Currently I can't find one supporting this. Am I missing something? Can someone point me to one?

As an alternative, if none exists we are thinking about implementing one by ourselves.

We thought about two possibilities. Build it up from scratch or wrapping multiple dictionaries.

Wrapping multiple dictionaries

When an item is searched we could have a look at the keys HasCode and use its starting number like an index for a list of wrappers dictionaries. Although this seems to be easy it smells to me and it would mean that the hashcode is calculated twice (one time by us one time by the inner dictionary) (this scenario is really really performance cruical).

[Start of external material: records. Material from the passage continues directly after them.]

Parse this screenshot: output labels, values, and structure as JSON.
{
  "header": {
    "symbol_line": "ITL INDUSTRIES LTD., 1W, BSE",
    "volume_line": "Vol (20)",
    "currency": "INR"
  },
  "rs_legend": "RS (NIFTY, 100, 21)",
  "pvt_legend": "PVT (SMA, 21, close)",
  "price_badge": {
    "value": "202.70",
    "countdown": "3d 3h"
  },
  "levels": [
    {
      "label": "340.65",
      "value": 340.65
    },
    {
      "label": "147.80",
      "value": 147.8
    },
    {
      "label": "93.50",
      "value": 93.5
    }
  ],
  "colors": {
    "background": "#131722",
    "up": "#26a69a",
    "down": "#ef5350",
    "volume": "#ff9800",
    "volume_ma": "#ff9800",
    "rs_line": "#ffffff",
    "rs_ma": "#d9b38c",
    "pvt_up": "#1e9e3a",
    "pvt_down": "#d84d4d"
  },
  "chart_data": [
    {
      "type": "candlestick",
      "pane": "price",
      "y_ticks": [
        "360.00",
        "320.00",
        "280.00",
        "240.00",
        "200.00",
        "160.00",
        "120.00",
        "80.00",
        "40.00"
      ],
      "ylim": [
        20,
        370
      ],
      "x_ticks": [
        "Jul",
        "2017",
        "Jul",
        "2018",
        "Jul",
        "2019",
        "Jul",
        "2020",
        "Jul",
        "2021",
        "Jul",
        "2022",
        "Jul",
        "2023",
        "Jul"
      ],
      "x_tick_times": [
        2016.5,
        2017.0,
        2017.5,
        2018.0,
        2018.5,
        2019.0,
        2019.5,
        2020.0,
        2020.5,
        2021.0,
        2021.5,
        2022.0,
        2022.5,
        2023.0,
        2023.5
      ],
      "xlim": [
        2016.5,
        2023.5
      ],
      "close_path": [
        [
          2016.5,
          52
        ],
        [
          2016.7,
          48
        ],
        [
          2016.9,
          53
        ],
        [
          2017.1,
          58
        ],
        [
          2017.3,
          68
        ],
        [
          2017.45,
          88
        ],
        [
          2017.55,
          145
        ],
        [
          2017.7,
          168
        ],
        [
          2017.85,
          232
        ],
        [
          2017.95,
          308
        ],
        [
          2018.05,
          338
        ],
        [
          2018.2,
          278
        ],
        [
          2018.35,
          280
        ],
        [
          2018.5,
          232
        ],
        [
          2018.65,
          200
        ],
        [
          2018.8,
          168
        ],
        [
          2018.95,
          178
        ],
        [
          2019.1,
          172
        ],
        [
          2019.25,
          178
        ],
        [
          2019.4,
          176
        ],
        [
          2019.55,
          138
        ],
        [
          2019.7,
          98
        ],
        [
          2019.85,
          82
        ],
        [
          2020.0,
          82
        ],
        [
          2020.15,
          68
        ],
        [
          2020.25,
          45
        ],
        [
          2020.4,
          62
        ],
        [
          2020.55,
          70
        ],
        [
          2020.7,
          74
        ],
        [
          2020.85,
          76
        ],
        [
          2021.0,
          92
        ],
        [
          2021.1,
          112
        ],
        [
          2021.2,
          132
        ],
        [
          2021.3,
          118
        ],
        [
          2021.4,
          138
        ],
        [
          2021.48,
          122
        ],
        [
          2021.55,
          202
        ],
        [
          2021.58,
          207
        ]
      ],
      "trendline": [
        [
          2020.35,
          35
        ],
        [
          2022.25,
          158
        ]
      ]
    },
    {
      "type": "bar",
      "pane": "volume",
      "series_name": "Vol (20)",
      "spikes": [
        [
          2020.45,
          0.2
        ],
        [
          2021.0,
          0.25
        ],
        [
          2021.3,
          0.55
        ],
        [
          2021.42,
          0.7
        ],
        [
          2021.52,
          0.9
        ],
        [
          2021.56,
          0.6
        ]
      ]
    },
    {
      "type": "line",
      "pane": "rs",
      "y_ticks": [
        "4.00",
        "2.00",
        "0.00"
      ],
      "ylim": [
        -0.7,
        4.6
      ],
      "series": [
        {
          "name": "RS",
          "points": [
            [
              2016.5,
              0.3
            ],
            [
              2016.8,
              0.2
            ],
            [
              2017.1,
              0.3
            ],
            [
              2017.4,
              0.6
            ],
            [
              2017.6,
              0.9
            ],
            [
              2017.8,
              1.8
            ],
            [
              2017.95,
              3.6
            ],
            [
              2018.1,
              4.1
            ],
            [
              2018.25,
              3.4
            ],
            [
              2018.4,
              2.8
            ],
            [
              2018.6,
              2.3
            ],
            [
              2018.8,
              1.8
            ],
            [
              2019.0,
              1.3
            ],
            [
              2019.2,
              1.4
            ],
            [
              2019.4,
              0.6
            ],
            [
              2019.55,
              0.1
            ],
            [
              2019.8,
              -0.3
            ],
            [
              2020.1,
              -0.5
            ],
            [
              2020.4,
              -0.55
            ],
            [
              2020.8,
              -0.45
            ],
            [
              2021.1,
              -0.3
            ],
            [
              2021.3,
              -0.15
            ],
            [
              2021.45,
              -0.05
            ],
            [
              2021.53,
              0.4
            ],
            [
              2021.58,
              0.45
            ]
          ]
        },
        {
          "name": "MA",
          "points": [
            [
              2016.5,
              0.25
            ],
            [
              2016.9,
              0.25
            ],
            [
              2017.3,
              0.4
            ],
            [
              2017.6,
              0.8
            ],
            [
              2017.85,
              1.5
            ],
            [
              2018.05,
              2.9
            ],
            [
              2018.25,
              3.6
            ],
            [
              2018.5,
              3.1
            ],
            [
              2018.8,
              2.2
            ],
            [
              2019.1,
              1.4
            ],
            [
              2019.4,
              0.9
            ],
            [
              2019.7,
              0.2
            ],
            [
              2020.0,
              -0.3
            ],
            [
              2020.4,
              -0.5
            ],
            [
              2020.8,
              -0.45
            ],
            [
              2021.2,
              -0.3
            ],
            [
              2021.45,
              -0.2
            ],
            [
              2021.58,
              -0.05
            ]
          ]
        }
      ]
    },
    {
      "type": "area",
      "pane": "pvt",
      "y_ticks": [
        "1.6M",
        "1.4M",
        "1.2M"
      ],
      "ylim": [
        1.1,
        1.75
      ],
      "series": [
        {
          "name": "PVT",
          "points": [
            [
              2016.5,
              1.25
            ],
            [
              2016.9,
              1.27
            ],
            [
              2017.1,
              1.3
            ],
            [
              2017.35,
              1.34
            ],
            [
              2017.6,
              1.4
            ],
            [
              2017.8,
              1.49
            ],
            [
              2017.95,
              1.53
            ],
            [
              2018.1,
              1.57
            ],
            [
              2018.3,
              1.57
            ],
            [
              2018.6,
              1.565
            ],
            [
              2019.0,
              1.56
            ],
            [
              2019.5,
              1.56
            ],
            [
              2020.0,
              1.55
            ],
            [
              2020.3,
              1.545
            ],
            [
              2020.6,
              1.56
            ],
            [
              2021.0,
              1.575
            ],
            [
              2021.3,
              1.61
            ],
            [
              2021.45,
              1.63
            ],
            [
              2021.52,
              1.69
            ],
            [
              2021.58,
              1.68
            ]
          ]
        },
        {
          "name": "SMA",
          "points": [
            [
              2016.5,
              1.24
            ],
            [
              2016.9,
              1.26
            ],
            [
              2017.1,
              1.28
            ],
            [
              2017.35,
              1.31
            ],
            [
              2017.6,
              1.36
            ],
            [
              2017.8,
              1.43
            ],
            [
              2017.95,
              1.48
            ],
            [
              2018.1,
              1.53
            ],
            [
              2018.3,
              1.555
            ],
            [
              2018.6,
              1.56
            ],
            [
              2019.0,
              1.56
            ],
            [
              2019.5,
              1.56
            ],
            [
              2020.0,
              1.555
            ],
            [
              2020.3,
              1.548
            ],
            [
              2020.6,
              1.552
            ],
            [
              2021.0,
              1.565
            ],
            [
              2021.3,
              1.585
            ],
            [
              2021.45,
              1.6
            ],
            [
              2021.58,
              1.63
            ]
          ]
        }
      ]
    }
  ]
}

I know that exchanging a basetype like the dictionary is the absolute last possibility and I want to avoid it. But currently it looks like there is no way to make the objects more unique or to get the performance of a dictionary from a database or to save performance somewhere else.

I'm also aware of "be aware of optimizations" but the a lower performance would very badly hit the business requirements behind it.


Solution

  • Before I finished reading your questions, the simple multiple dictionaries came to my mind. But you know this solution already. I am assuming you are really hitting the maximum number of items in a dictionary, not any other limit.

    I would say go for it. I do not think you should be worried about counting a hash twice. If they keys are somehow long and getting the hash is really a time consuming operations (which I doubt, but can't be sure as you did not mention what are the keys), you do not need to use whole keys for your hash function. Just pick up whatever part you are OK to process in your own hashing and distribute the item based on that.

    The only thing you need to make sure here is to have an evenly spread of items among your multiple dictionaries. How hard is to achieve this really depends on what your keys are. If they were completely random numbers, you could just use the first byte and it would be fine (unless you would need more than 256 dictionaries). If they are not random numbers, you have to think about the distribution in their domain and code your first hash function in a way it achieves that goal of even distribution.